Mermaid to me is very similar to Frozen, half-baked execution with good moments, but it’s always walk-on in California, and it’s not just because of the omnimover system, it’s because it’s just okay so demand will never be there like it would’ve if you made Ariel like the original concept where it was like Peter Pan’s Flight on a much larger scale and would go above and below water: that concept would’ve been genuinely timeless and iconic, and it will always be a missed opportunity for a beloved movie, and I guarantee you if you had equal capacity it wouldn’t had much lower waits like their other really good newer rides RSR and M:B have had versus Spider-Man: Web Slingers.
The land was also going to be Brooklyn I believe which if they made the area around Tower of Terror like Buenavista Street at California Adventure by building actual physical structures. Simply adding Toy Story Mania and putting the difference in the Spider-Man ride money into the RNRC retheme. I say that while liking the Spider-Man ride, as it is fun and an improvement over Armageddon, but I’m framing this reply in terms of opportunity costs; like the original WDSP opened weaker than it should have, this redo feels so similar, yet the budget is what, like 4x the original park budget?
The park needed a Fantasy Springs in addition to anchor it all particularly because there’s nothing in the park on that caliber anywhere, to a DCA style makeover of the existing park. Theyre getting that long-term with Adventure Way, but there’s nothing overarching logic behind anything. There is a clear purpose at EPCOT why the World Showcase is what it is even stepping away from the World’s Fair concept.
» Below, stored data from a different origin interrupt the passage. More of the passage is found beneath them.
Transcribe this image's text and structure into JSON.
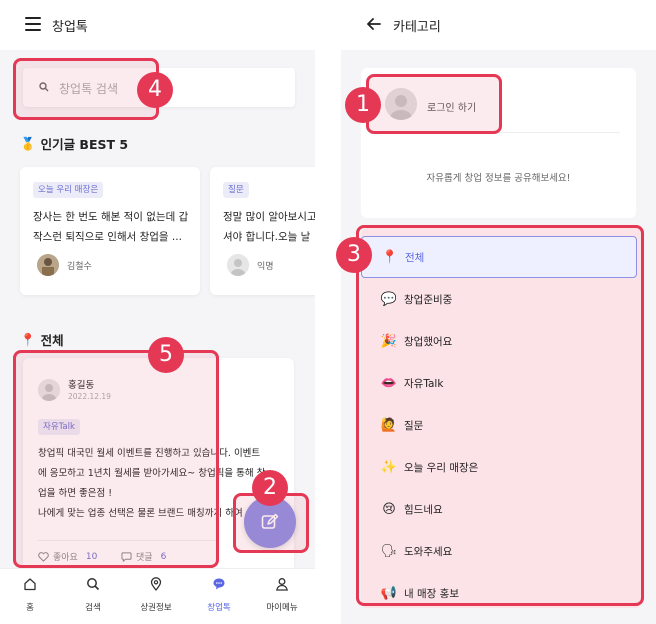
{
  "left": {
    "header": {
      "title": "창업톡",
      "menu_icon": "hamburger-icon"
    },
    "search": {
      "placeholder": "창업톡 검색",
      "icon": "search-icon"
    },
    "popular": {
      "medal": "🥇",
      "title": "인기글 BEST 5",
      "cards": [
        {
          "tag": "오늘 우리 매장은",
          "text": "장사는 한 번도 해본 적이 없는데 갑작스런 퇴직으로 인해서 창업을 ...",
          "author": "김철수"
        },
        {
          "tag": "질문",
          "text": "정말 많이 알아보시고 셔야 합니다.오늘 날",
          "author": "익명"
        }
      ]
    },
    "all_section": {
      "pin": "📍",
      "title": "전체"
    },
    "post": {
      "name": "홍길동",
      "date": "2022.12.19",
      "tag": "자유Talk",
      "lines": [
        "창업픽 대국민 월세 이벤트를 진행하고 있습니다.  이벤트",
        "에 응모하고 1년치 월세를 받아가세요~ 창업픽을 통해 창",
        "업을 하면 좋은점 !",
        "나에게 맞는 업종 선택은 물론 브랜드 매칭까지 하여"
      ],
      "like_label": "좋아요",
      "like_count": "10",
      "comment_label": "댓글",
      "comment_count": "6"
    },
    "fab_icon": "edit-icon",
    "bottom_nav": [
      {
        "label": "홈",
        "icon": "home-icon"
      },
      {
        "label": "검색",
        "icon": "search-icon"
      },
      {
        "label": "상권정보",
        "icon": "location-pin-icon"
      },
      {
        "label": "창업톡",
        "icon": "chat-bubble-icon",
        "active": true
      },
      {
        "label": "마이메뉴",
        "icon": "person-icon"
      }
    ]
  },
  "right": {
    "header": {
      "title": "카테고리",
      "back_icon": "arrow-left-icon"
    },
    "login": {
      "label": "로그인 하기",
      "description": "자유롭게 창업 정보를 공유해보세요!"
    },
    "categories": [
      {
        "emoji": "📍",
        "label": "전체",
        "active": true
      },
      {
        "emoji": "💬",
        "label": "창업준비중"
      },
      {
        "emoji": "🎉",
        "label": "창업했어요"
      },
      {
        "emoji": "👄",
        "label": "자유Talk"
      },
      {
        "emoji": "🙋",
        "label": "질문"
      },
      {
        "emoji": "✨",
        "label": "오늘 우리 매장은"
      },
      {
        "emoji": "😢",
        "label": "힘드네요"
      },
      {
        "emoji": "🗣",
        "label": "도와주세요"
      },
      {
        "emoji": "📢",
        "label": "내 매장 홍보"
      }
    ]
  },
  "annotations": [
    "1",
    "2",
    "3",
    "4",
    "5"
  ],
  "colors": {
    "accent": "#5b66e3",
    "fab": "#8d90e3",
    "highlight": "#e53855",
    "tag_bg": "#ececf9"
  }
}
Islands of Adventure isn’t perfect, but I think outside of night show viewing spots, it also feels more, organic with you crosses bridges to each land, cheaper than going full-on DLP, and without the genius portal concept of Epix Universe.
This park is basically a bunch of mini-parks. Hollywood Studios, but at least Monstropolis will open by 2028, if Pandora happens that would be like 2031 or beyond lol, and they’d still need to add another ride somewhere else in the park, just to give it Hollywood Studios vibes, and even then, the front of the park is still so weak, where as at HWS, the Hollywood/Sunset and Echo Lake areas are actually genuinely nice to hangout in. I do hope to stress that it’s night and day still, but I think that is more a testament that the park was a disaster over anything.
The new landscaping and sidewalks are game changers, but still, it is the easiest route. Would’ve loved to have seen them plop down Soarin’ like they were at one time. It’s like if they announced this park (including Lion King) to open tomorrow, it would literally be a joke and mocked by people when compared to like Epic Universe.